General characteristics
- Class & type: Ropucha-class landing ship
- Displacement: 2,768 long tons (2,812 t) standard; 4,012 long tons (4,076 t) full load;
- Length: 112.5 m (369 ft 1 in)
- Beam: 15.01 m (49 ft 3 in)
- Draught: 4.26 m (14 ft 0 in)
- Ramps: Over bows and at stern
- Installed power: 3 × 750 kW (1,006 hp) diesel generators
- Propulsion: 2 × 9,600 hp (7,159 kW) Zgoda-Sulzer 16ZVB40/48 diesel engines
- Speed: 17.59 knots (32.58 km/h; 20.24 mph)
- Range: 6,000 nmi (11,000 km; 6,900 mi) at 12 knots (22 km/h; 14 mph); 3,500 nmi (6,500 km; 4,000 mi) at 16 knots (30 km/h; 18 mph);
- Endurance: 30 days
- Capacity: 10 × main battle tanks and 340 troops or 12 × BTR APC and 340 troops or 3 × main battle tanks, 3 × 2S9 Nona-S SPG, 5 × MT-LB APC, 4 trucks and 313 troops or 500 tons of cargo
- Complement: 98
- Armament: 2 × AK-725 twin 57 mm (2.2 in) DP guns; 4 × 8 Strela 2 SAM launchers; 2 × 22 A-215 Grad-M rocket launchers;

= Russian landing ship Minsk =

Ropucha-class landing ship

Minsk (Минск) is a of the Russian Navy. The ship was built in the Gdańsk Shipyard in Gdańsk, Poland for the Soviet Navy, and was commissioned in 1983. Minsk is a part of the Russian Black Sea Fleet. On 13 September 2023, the ship was damaged in a Ukrainian missile attack on Sevastopol Shipyard.

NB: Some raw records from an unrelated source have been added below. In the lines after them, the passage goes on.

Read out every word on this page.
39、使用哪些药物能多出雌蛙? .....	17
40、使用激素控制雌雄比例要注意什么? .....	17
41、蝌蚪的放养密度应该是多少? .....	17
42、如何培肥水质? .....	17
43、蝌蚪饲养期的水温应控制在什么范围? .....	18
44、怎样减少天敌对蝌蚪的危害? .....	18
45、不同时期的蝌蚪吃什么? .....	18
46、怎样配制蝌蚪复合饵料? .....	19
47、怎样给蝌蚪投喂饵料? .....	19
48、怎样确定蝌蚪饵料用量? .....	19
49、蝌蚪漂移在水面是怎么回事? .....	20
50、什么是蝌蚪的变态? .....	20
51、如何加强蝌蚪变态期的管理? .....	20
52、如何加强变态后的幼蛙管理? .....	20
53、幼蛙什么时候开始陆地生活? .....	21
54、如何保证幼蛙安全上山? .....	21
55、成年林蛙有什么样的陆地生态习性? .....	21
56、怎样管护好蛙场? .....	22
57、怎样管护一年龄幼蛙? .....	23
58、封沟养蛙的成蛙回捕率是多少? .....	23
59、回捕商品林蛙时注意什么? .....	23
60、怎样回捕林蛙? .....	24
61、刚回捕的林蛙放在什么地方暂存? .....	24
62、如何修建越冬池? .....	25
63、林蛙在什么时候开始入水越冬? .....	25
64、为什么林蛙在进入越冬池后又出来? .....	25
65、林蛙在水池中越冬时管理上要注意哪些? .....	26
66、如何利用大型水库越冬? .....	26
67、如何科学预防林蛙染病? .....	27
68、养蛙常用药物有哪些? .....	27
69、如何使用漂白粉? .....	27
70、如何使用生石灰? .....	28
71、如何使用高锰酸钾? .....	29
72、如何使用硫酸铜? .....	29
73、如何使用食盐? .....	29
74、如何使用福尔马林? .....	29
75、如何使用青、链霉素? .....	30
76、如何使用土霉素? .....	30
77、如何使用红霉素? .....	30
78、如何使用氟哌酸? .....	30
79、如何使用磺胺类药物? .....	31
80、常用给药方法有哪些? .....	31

==Role in the Russo-Ukrainian war==
Minsk was transferred to Sevastopol, travelling through the Dardanelles on 9 February 2022, as part of a fleet of six landing ships brought into the Black Sea on what Russia called exercises, whilst it denied preparing for an attack on Ukraine. At the time there was some speculation that Russia might make an amphibious attack on Ukraine.

===Missile attack on Minsk===
During 2023, a number of different attacks were made on the Russian fleet in Sevastopol, but Minsk remained in port. On 13 September 2023, Russian officials reported aerial and marine attacks on Sevastopol. They said that three naval drones had been destroyed but some cruise missiles had hit the dockyard causing fires and damage to Minsk and the Rostov-na-Donu (B-237). Various sources reported that the attacks were made with the French and UK-supplied Storm Shadow/SCALP cruise missiles launched from a Ukrainian Air Force Sukhoi Su-24 aircraft. Based on open-source imagery, the UK Ministry of Defence has assessed that the vessel has "almost certainly been functionally destroyed" by the strike. Ukraine claimed the two ships were "likely damaged beyond repair", which the Russian government denied and stated they would be repaired and returned to full operational status.

The Ukrainians later also claimed that the strike killed 62 Russian personnel, and that many of them were aboard the ship because Minsk had been scheduled to depart on 14 September for combat duty. In early 2024, it was reported that the Russians would attempt to repair the ship though it was unclear whether this would be possible given the heavy damage sustained.